Tak ada yang bisa Ethan lakukan lagi di sana. Dia tidak ingin memaksakan kehendak, berhubung kedatangannya hanya untuk menyampaikan pesan dari sang majikan.
Sepeninggal Ethan, Emilia segera menutup pintu, lalu kembali ke dapur. Dia harus menyiapkan masakan untuk makan siang.
“Ajudan Tuan Rogers,” ucap Emilia, saat mendapati Meredith sudah berdiri di ambang pintu dapur.
“Aku mendengar semua perbincangan kalian,” ucap Meredith, seraya berjalan ke hadapan Emilia. “Tuan Rogers pasti akan melakukan segala cara, agar bisa mendapatkan tanah ini,” resahnya.
“Jangan cemas, Bu. Aku juga akan melakukan segala cara, agar dia tidak berhasil mendapatkannya.” Emilia tersenyum hangat, berusaha meyakinkan Meredith supaya tidak khawatir.
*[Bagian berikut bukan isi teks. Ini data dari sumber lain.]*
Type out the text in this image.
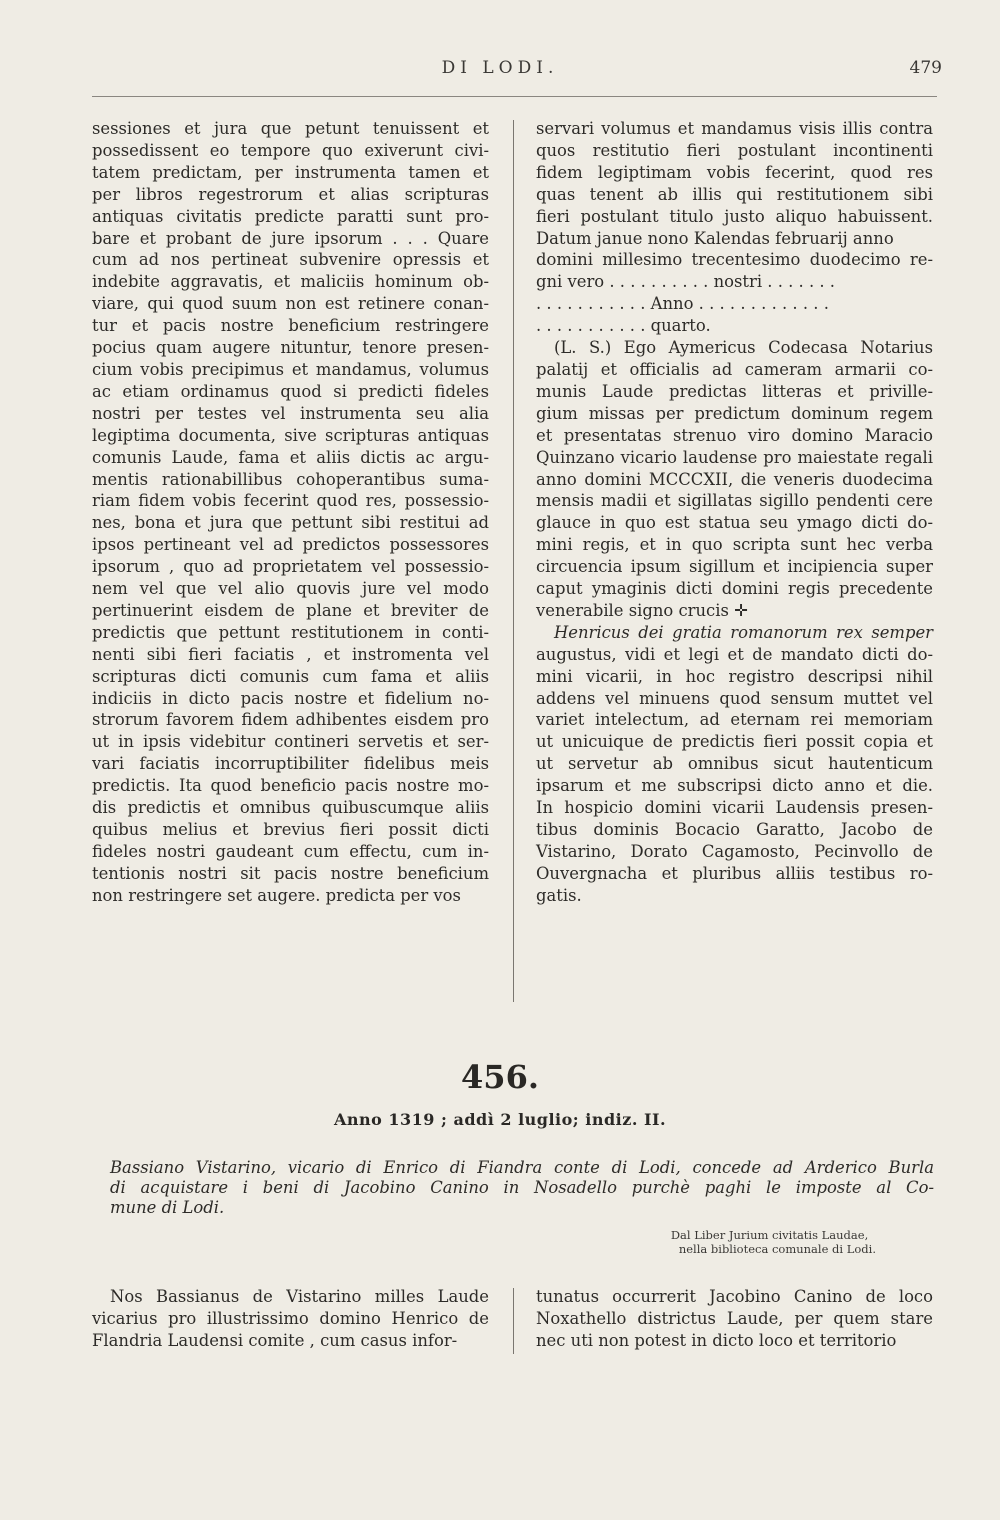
DI LODI.	479
sessiones et jura que petunt tenuissent et
possedissent eo tempore quo exiverunt civi-
tatem predictam, per instrumenta tamen et
per libros regestrorum et alias scripturas
antiquas civitatis predicte paratti sunt pro-
bare et probant de jure ipsorum . . . Quare
cum ad nos pertineat subvenire opressis et
indebite aggravatis, et maliciis hominum ob-
viare, qui quod suum non est retinere conan-
tur et pacis nostre beneficium restringere
pocius quam augere nituntur, tenore presen-
cium vobis precipimus et mandamus, volumus
ac etiam ordinamus quod si predicti fideles
nostri per testes vel instrumenta seu alia
legiptima documenta, sive scripturas antiquas
comunis Laude, fama et aliis dictis ac argu-
mentis rationabillibus cohoperantibus suma-
riam fidem vobis fecerint quod res, possessio-
nes, bona et jura que pettunt sibi restitui ad
ipsos pertineant vel ad predictos possessores
ipsorum , quo ad proprietatem vel possessio-
nem vel que vel alio quovis jure vel modo
pertinuerint eisdem de plane et breviter de
predictis que pettunt restitutionem in conti-
nenti sibi fieri faciatis , et instromenta vel
scripturas dicti comunis cum fama et aliis
indiciis in dicto pacis nostre et fidelium no-
strorum favorem fidem adhibentes eisdem pro
ut in ipsis videbitur contineri servetis et ser-
vari faciatis incorruptibiliter fidelibus meis
predictis. Ita quod beneficio pacis nostre mo-
dis predictis et omnibus quibuscumque aliis
quibus melius et brevius fieri possit dicti
fideles nostri gaudeant cum effectu, cum in-
tentionis nostri sit pacis nostre beneficium
non restringere set augere. predicta per vos
servari volumus et mandamus visis illis contra
quos restitutio fieri postulant incontinenti
fidem legiptimam vobis fecerint, quod res
quas tenent ab illis qui restitutionem sibi
fieri postulant titulo justo aliquo habuissent.
Datum janue nono Kalendas februarij anno
domini millesimo trecentesimo duodecimo re-
gni vero . . . . . . . . . . nostri . . . . . . .
. . . . . . . . . . . Anno . . . . . . . . . . . . .
. . . . . . . . . . . quarto.
(L. S.) Ego Aymericus Codecasa Notarius
palatij et officialis ad cameram armarii co-
munis Laude predictas litteras et priville-
gium missas per predictum dominum regem
et presentatas strenuo viro domino Maracio
Quinzano vicario laudense pro maiestate regali
anno domini MCCCXII, die veneris duodecima
mensis madii et sigillatas sigillo pendenti cere
glauce in quo est statua seu ymago dicti do-
mini regis, et in quo scripta sunt hec verba
circuencia ipsum sigillum et incipiencia super
caput ymaginis dicti domini regis precedente
venerabile signo crucis ✛
Henricus dei gratia romanorum rex semper
augustus, vidi et legi et de mandato dicti do-
mini vicarii, in hoc registro descripsi nihil
addens vel minuens quod sensum muttet vel
variet intelectum, ad eternam rei memoriam
ut unicuique de predictis fieri possit copia et
ut servetur ab omnibus sicut hautenticum
ipsarum et me subscripsi dicto anno et die.
In hospicio domini vicarii Laudensis presen-
tibus dominis Bocacio Garatto, Jacobo de
Vistarino, Dorato Cagamosto, Pecinvollo de
Ouvergnacha et pluribus alliis testibus ro-
gatis.
456.
Anno 1319 ; addì 2 luglio; indiz. II.
Bassiano Vistarino, vicario di Enrico di Fiandra conte di Lodi, concede ad Arderico Burla
di acquistare i beni di Jacobino Canino in Nosadello purchè paghi le imposte al Co-
mune di Lodi.
Dal Liber Jurium civitatis Laudae,
nella biblioteca comunale di Lodi.
Nos Bassianus de Vistarino milles Laude
vicarius pro illustrissimo domino Henrico de
Flandria Laudensi comite , cum casus infor-
tunatus occurrerit Jacobino Canino de loco
Noxathello districtus Laude, per quem stare
nec uti non potest in dicto loco et territorio
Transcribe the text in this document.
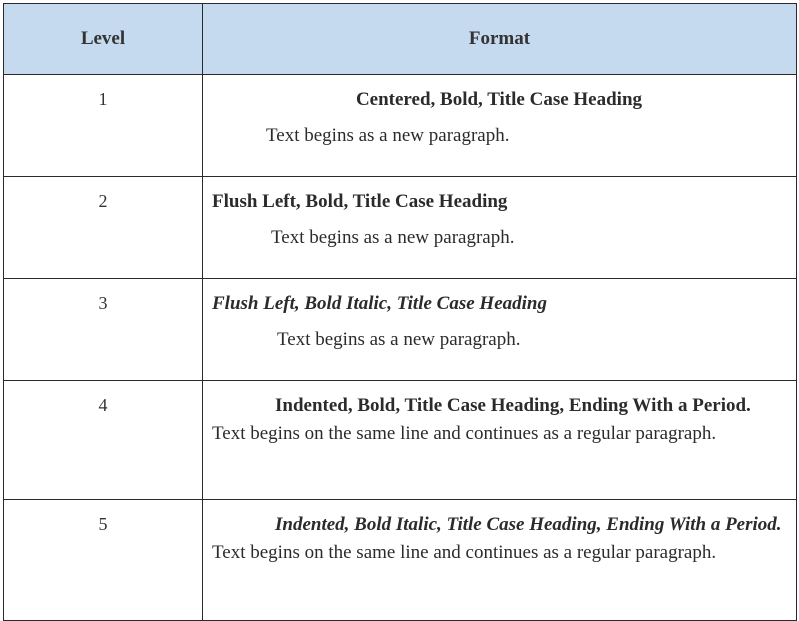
Level	Format
1	Centered, Bold, Title Case Heading
Text begins as a new paragraph.

2	Flush Left, Bold, Title Case Heading
Text begins as a new paragraph.

3	Flush Left, Bold Italic, Title Case Heading
Text begins as a new paragraph.

4	Indented, Bold, Title Case Heading, Ending With a Period. Text begins on the same line and continues as a regular paragraph.

5	Indented, Bold Italic, Title Case Heading, Ending With a Period. Text begins on the same line and continues as a regular paragraph.
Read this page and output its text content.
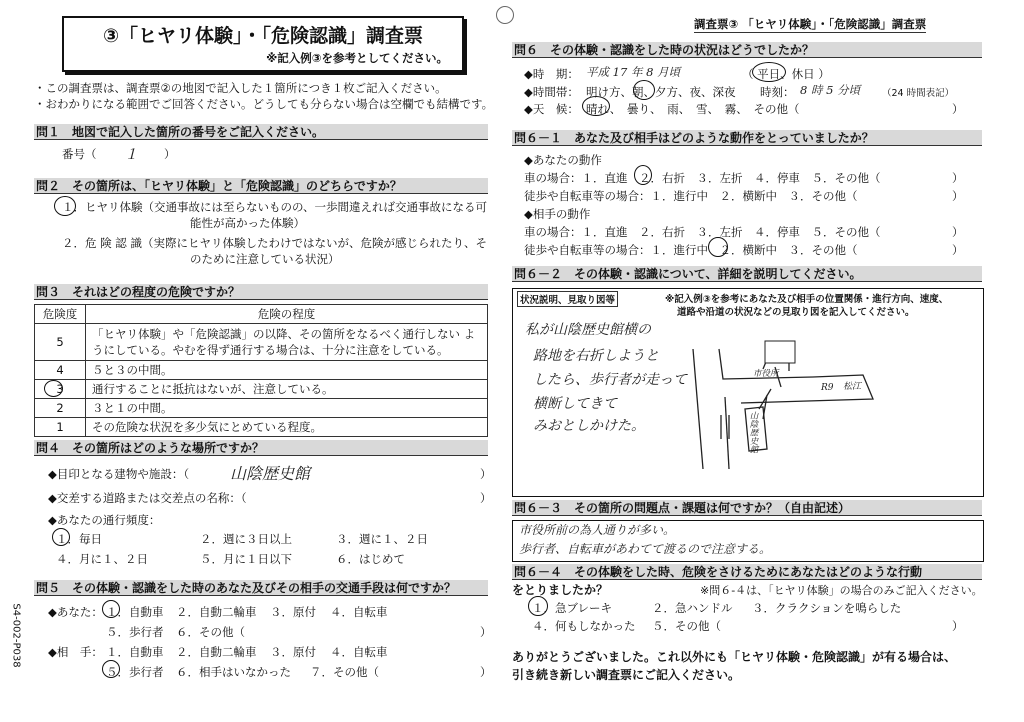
③「ヒヤリ体験」・「危険認識」調査票
※記入例③を参考としてください。
調査票③ 「ヒヤリ体験」・「危険認識」調査票
・この調査票は、調査票②の地図で記入した１箇所につき１枚ご記入ください。
・おわかりになる範囲でご回答ください。どうしても分らない場合は空欄でも結構です。
問１　地図で記入した箇所の番号をご記入ください。
番号（ １ ）
問２　その箇所は、「ヒヤリ体験」と「危険認識」のどちらですか？
１．ヒヤリ体験（交通事故には至らないものの、一歩間違えれば交通事故になる可
能性が高かった体験）
２．危 険 認 識（実際にヒヤリ体験したわけではないが、危険が感じられたり、そ
のために注意している状況）
問３　それはどの程度の危険ですか？
危険度	危険の程度
5	「ヒヤリ体験」や「危険認識」の以降、その箇所をなるべく通行しない ようにしている。やむを得ず通行する場合は、十分に注意をしている。
4	５と３の中間。
3	通行することに抵抗はないが、注意している。
2	３と１の中間。
1	その危険な状況を多少気にとめている程度。
問４　その箇所はどのような場所ですか？
◆目印となる建物や施設：（	山陰歴史館	）
◆交差する道路または交差点の名称：（	）
◆あなたの通行頻度：
１．毎日	２．週に３日以上	３．週に１、２日
４．月に１、２日	５．月に１日以下	６．はじめて
問５　その体験・認識をした時のあなた及びその相手の交通手段は何ですか？
◆あなた： １．自動車 ２．自動二輪車 ３．原付 ４．自転車
５．歩行者 ６．その他（	）
◆相　手： １．自動車 ２．自動二輪車 ３．原付 ４．自転車
５．歩行者 ６．相手はいなかった ７．その他（	）
S4-002-P038
問６　その体験・認識をした時の状況はどうでしたか？
◆時　期： 平成 17 年 8 月頃	（ 平日、休日 ）
◆時間帯： 明け方、朝、夕方、夜、深夜 時刻： 8 時 5 分頃 （24 時間表記）
◆天　候： 晴れ、　曇り、　雨、　雪、　霧、　その他（	）
問６－１　あなた及び相手はどのような動作をとっていましたか？
◆あなたの動作
車の場合：１．直進　２．右折　３．左折　４．停車　５．その他（	）
徒歩や自転車等の場合：１．進行中　２．横断中　３．その他（	）
◆相手の動作
車の場合：１．直進　２．右折　３．左折　４．停車　５．その他（	）
徒歩や自転車等の場合：１．進行中　２．横断中　３．その他（	）
問６－２　その体験・認識について、詳細を説明してください。
状況説明、見取り図等	※記入例③を参考にあなた及び相手の位置関係・進行方向、速度、
道路や沿道の状況などの見取り図を記入してください。
私が山陰歴史館横の
路地を右折しようと
したら、歩行者が走って
横断してきて
みおとしかけた。
市役所
山陰歴史館
R9 松江
問６－３　その箇所の問題点・課題は何ですか？（自由記述）
市役所前の為人通りが多い。
歩行者、自転車があわてて渡るので注意する。
問６－４　その体験をした時、危険をさけるためにあなたはどのような行動
をとりましたか？	※問６-４は、「ヒヤリ体験」の場合のみご記入ください。
１．急ブレーキ	２．急ハンドル ３．クラクションを鳴らした
４．何もしなかった ５．その他（	）
ありがとうございました。これ以外にも「ヒヤリ体験・危険認識」が有る場合は、
引き続き新しい調査票にご記入ください。
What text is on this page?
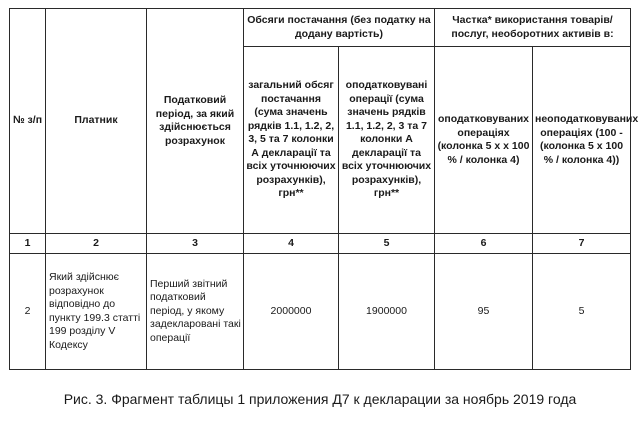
№ з/п	Платник	Податковий період, за який здійснюється розрахунок	Обсяги постачання (без податку на додану вартість)		Частка* використання товарів/послуг, необоротних активів в:	
			загальний обсяг постачання (сума значень рядків 1.1, 1.2, 2, 3, 5 та 7 колонки А декларації та всіх уточнюючих розрахунків), грн**	оподатковувані операції (сума значень рядків 1.1, 1.2, 2, 3 та 7 колонки А декларації та всіх уточнюючих розрахунків), грн**	оподатковуваних операціях (колонка 5 х х 100 % / колонка 4)	неоподатковуваних операціях (100 - (колонка 5 х 100 % / колонка 4))
1	2	3	4	5	6	7
2	Який здійснює розрахунок відповідно до пункту 199.3 статті 199 розділу V Кодексу	Перший звітний податковий період, у якому задекларовані такі операції	2000000	1900000	95	5
Рис. 3. Фрагмент таблицы 1 приложения Д7 к декларации за ноябрь 2019 года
Keluhan pelan meluncur dari bibir Meredith. Wanita paruh baya itu melihat jam dinding, yang sudah menunjukkan angka sebelas lebih beberapa menit. “Bee masih berada di rumah Allyson. Sebaiknya, kau jemput dia sekarang. Nyonya Randolph tidak akan suka, jika putrimu bermain di sana terlalu lama.”
"Aku akan memasak sepulang dari menjemput Blossom," ucap Emilia, sebelum berlalu dari hadapan Meredith.
Sepeninggal Emilia, Meredith termenung seorang diri. Ditatapnya foto berukuran 16R, yang dipajang di dinding. Foto itu memperlihatkan dirinya dengan mendiang sang suami dan dua putra kecil mereka, yang salah satunya menjadi suami Emilia.
“Kau sangat beruntung karena memiliki istri sebaik Emilia. Kau membawakanku anak perempuan yang sangat istimewa. Terima kasih, Grayson.” Meredith bicara sendiri, lalu tersenyum kelu. Tanpa terasa, air mata menetes, membasahi pipi dan sudut bibir.
“Granny!” Suara Blossom terdengar cukup nyaring, memanggil sang nenek. Gadis kecil itu berjalan sambil melompat-lompat kecil ketika memasuki rumah. “Apa yang sedang kau lakukan, Granny?” tanyanya polos, seraya melipat kedua tangan di pangkuan Meredith.
“Aku sedang menunggumu pulang, Sayang. Kau bermain terlalu lama di rumah Ally. Aku jadi kesepian karenanya,” jawab Meredith lembut dan penuh kasih.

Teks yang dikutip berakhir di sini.